Memore anche dell’ultima produzione di Paul Celan, Zanzotto
spinge ulteriormente avanti la sua ricerca sul linguaggio rispetto alle
raccolte precedenti ed entrano con sempre maggiore frequenza nel corpo del
testo segni grafici, simboli, caratteri tipografici particolari.
Il testo poetico zanzottiano traslittera verso una costruzione
che si fa visiva, concettuale, fenomenica oltre che sonora e lirica. La ormai
tipica dicotomia tra sapere pedagogico-didascalico e sapere
esperienziale-naturalistico ha in Pasque la sua definizione in standard.
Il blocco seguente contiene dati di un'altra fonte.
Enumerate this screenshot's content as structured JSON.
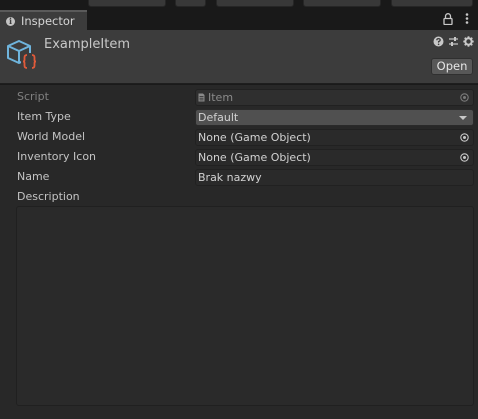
{
  "window": {
    "tab_title": "Inspector",
    "icons": [
      "info-icon",
      "lock-icon",
      "menu-icon"
    ]
  },
  "header": {
    "object_name": "ExampleItem",
    "open_label": "Open",
    "icons": [
      "script-icon",
      "help-icon",
      "presets-icon",
      "gear-icon"
    ]
  },
  "fields": {
    "script": {
      "label": "Script",
      "value": "Item"
    },
    "item_type": {
      "label": "Item Type",
      "value": "Default"
    },
    "world_model": {
      "label": "World Model",
      "value": "None (Game Object)"
    },
    "inventory_icon": {
      "label": "Inventory Icon",
      "value": "None (Game Object)"
    },
    "name": {
      "label": "Name",
      "value": "Brak nazwy"
    },
    "description": {
      "label": "Description",
      "value": ""
    }
  },
  "colors": {
    "panel_bg": "#282828",
    "header_bg": "#3c3c3c",
    "script_icon_cube": "#6fb4dc",
    "script_icon_braces": "#e05a3a"
  }
}
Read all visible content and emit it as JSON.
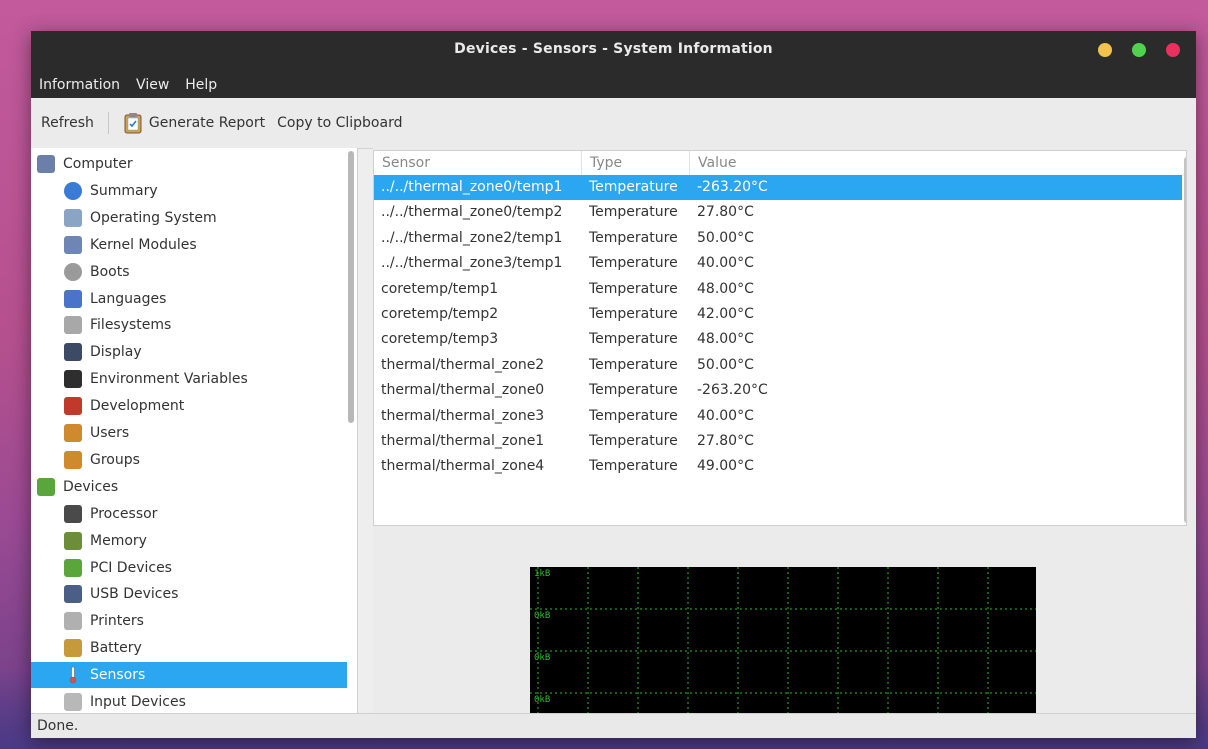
{
  "window": {
    "title": "Devices - Sensors - System Information"
  },
  "menubar": {
    "items": [
      "Information",
      "View",
      "Help"
    ]
  },
  "toolbar": {
    "refresh": "Refresh",
    "generate_report": "Generate Report",
    "copy": "Copy to Clipboard"
  },
  "sidebar": {
    "items": [
      {
        "label": "Computer",
        "icon": "computer-icon",
        "level": 0
      },
      {
        "label": "Summary",
        "icon": "info-icon",
        "level": 1
      },
      {
        "label": "Operating System",
        "icon": "gear-icon",
        "level": 1
      },
      {
        "label": "Kernel Modules",
        "icon": "module-icon",
        "level": 1
      },
      {
        "label": "Boots",
        "icon": "power-icon",
        "level": 1
      },
      {
        "label": "Languages",
        "icon": "flag-icon",
        "level": 1
      },
      {
        "label": "Filesystems",
        "icon": "drive-icon",
        "level": 1
      },
      {
        "label": "Display",
        "icon": "monitor-icon",
        "level": 1
      },
      {
        "label": "Environment Variables",
        "icon": "terminal-icon",
        "level": 1
      },
      {
        "label": "Development",
        "icon": "development-icon",
        "level": 1
      },
      {
        "label": "Users",
        "icon": "users-icon",
        "level": 1
      },
      {
        "label": "Groups",
        "icon": "groups-icon",
        "level": 1
      },
      {
        "label": "Devices",
        "icon": "devices-icon",
        "level": 0
      },
      {
        "label": "Processor",
        "icon": "processor-icon",
        "level": 1
      },
      {
        "label": "Memory",
        "icon": "memory-icon",
        "level": 1
      },
      {
        "label": "PCI Devices",
        "icon": "pci-icon",
        "level": 1
      },
      {
        "label": "USB Devices",
        "icon": "usb-icon",
        "level": 1
      },
      {
        "label": "Printers",
        "icon": "printer-icon",
        "level": 1
      },
      {
        "label": "Battery",
        "icon": "battery-icon",
        "level": 1
      },
      {
        "label": "Sensors",
        "icon": "thermometer-icon",
        "level": 1,
        "selected": true
      },
      {
        "label": "Input Devices",
        "icon": "input-device-icon",
        "level": 1
      }
    ]
  },
  "table": {
    "headers": [
      "Sensor",
      "Type",
      "Value"
    ],
    "rows": [
      [
        "../../thermal_zone0/temp1",
        "Temperature",
        "-263.20°C"
      ],
      [
        "../../thermal_zone0/temp2",
        "Temperature",
        "27.80°C"
      ],
      [
        "../../thermal_zone2/temp1",
        "Temperature",
        "50.00°C"
      ],
      [
        "../../thermal_zone3/temp1",
        "Temperature",
        "40.00°C"
      ],
      [
        "coretemp/temp1",
        "Temperature",
        "48.00°C"
      ],
      [
        "coretemp/temp2",
        "Temperature",
        "42.00°C"
      ],
      [
        "coretemp/temp3",
        "Temperature",
        "48.00°C"
      ],
      [
        "thermal/thermal_zone2",
        "Temperature",
        "50.00°C"
      ],
      [
        "thermal/thermal_zone0",
        "Temperature",
        "-263.20°C"
      ],
      [
        "thermal/thermal_zone3",
        "Temperature",
        "40.00°C"
      ],
      [
        "thermal/thermal_zone1",
        "Temperature",
        "27.80°C"
      ],
      [
        "thermal/thermal_zone4",
        "Temperature",
        "49.00°C"
      ]
    ],
    "selected_row": 0
  },
  "graph": {
    "labels": [
      "1kB",
      "0kB",
      "0kB",
      "0kB"
    ]
  },
  "status": {
    "text": "Done."
  },
  "colors": {
    "accent": "#2ba6f0",
    "titlebar": "#2b2b2b",
    "graph_grid": "#2dbb2d"
  }
}
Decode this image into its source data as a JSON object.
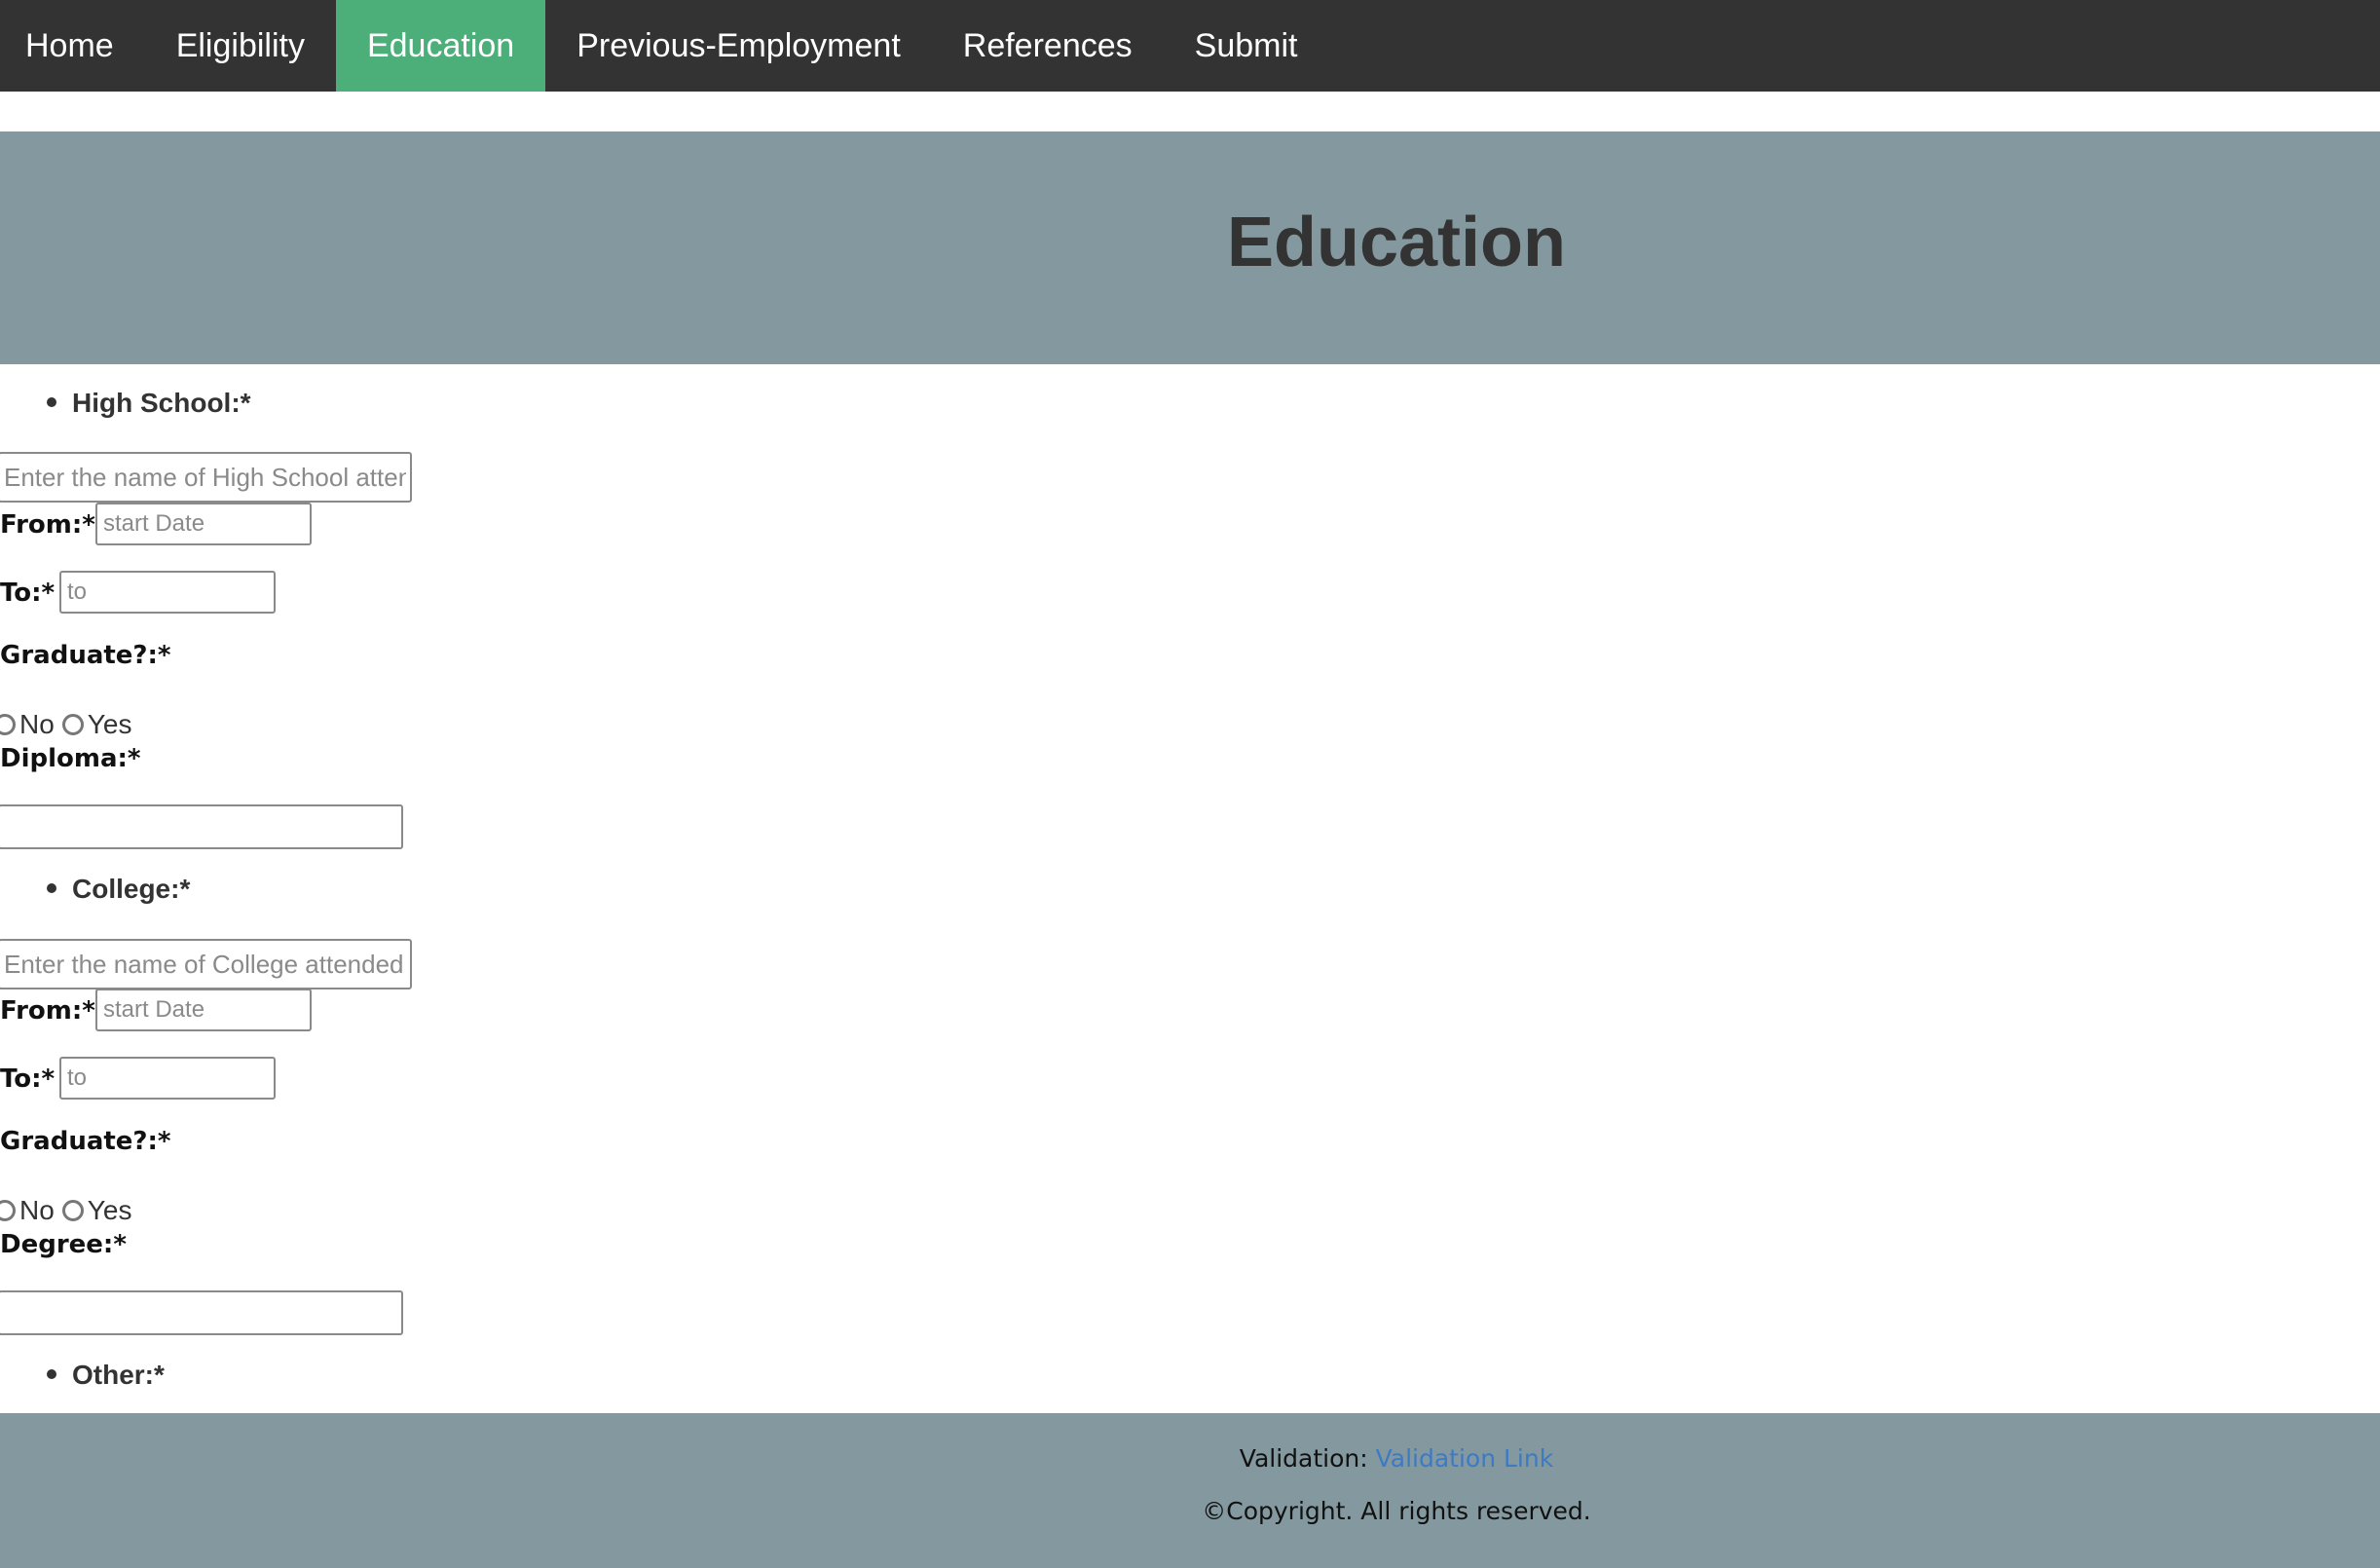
{
  "nav": {
    "items": [
      {
        "label": "Home",
        "active": false
      },
      {
        "label": "Eligibility",
        "active": false
      },
      {
        "label": "Education",
        "active": true
      },
      {
        "label": "Previous-Employment",
        "active": false
      },
      {
        "label": "References",
        "active": false
      },
      {
        "label": "Submit",
        "active": false
      }
    ],
    "active_color": "#4caf7a",
    "bar_color": "#333333"
  },
  "header": {
    "title": "Education",
    "band_color": "#83999f"
  },
  "high_school": {
    "title": "High School:*",
    "name_placeholder": "Enter the name of High School attended",
    "from_label": "From:*",
    "from_placeholder": "start Date",
    "to_label": "To:*",
    "to_placeholder": "to",
    "graduate_label": "Graduate?:*",
    "options": [
      "No",
      "Yes"
    ],
    "credential_label": "Diploma:*",
    "credential_value": ""
  },
  "college": {
    "title": "College:*",
    "name_placeholder": "Enter the name of College attended",
    "from_label": "From:*",
    "from_placeholder": "start Date",
    "to_label": "To:*",
    "to_placeholder": "to",
    "graduate_label": "Graduate?:*",
    "options": [
      "No",
      "Yes"
    ],
    "credential_label": "Degree:*",
    "credential_value": ""
  },
  "other": {
    "title": "Other:*"
  },
  "footer": {
    "validation_label": "Validation:",
    "validation_link": "Validation Link",
    "copyright": "©Copyright. All rights reserved.",
    "link_color": "#3d7ac4"
  }
}
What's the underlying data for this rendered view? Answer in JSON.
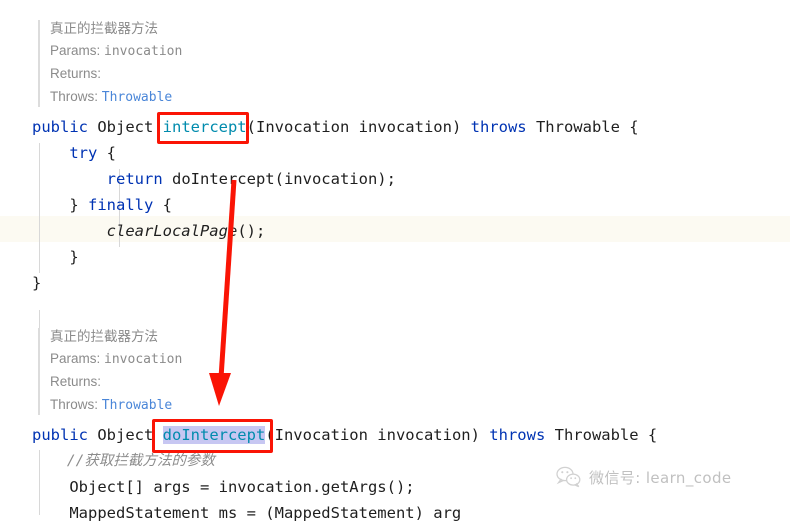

Nella prima parte infatti prevalgono i temi del sapere
intellettualistico e della sua metodologia di acquisizione, con la natura e il
paesaggio a costituire lo sfondo, a volte vicino altre più lontano, visto da un
oblò di astronave che parte per lo spazio, come nella fondamentale Misteri della pedagogia che apre la
raccolta. Nella seconda parte il paesaggio occupa invece il proscenio e tornano
i luoghi ben definiti dello spazio vitale di Zanzotto. I colli, i boschi, il
fiume, quell’hortus conclusus di Pieve di Soligo sempre più esposto alle
contaminazioni della modernità. È in alcuni momenti di questa seconda parte che
si affacciano quelle istanze ecologiste che acquisteranno maggiore peso nella
produzione successiva.
Al centro di questo doppio canale di apprendimento, che procede
dalla cultura e dalla natura, vi è l’io-uovo, vi è la pasqua, momento di
passaggio, perno su cui ruota la raccolta. Ed è il linguaggio che lega le due
sezioni, nel suo progressivo fluire, nella successione dei componimenti, da
campi tecnico-pedagogici, della medicina, della biologia e della linguistica ad
astrazioni foniche e grafiche quasi regressive.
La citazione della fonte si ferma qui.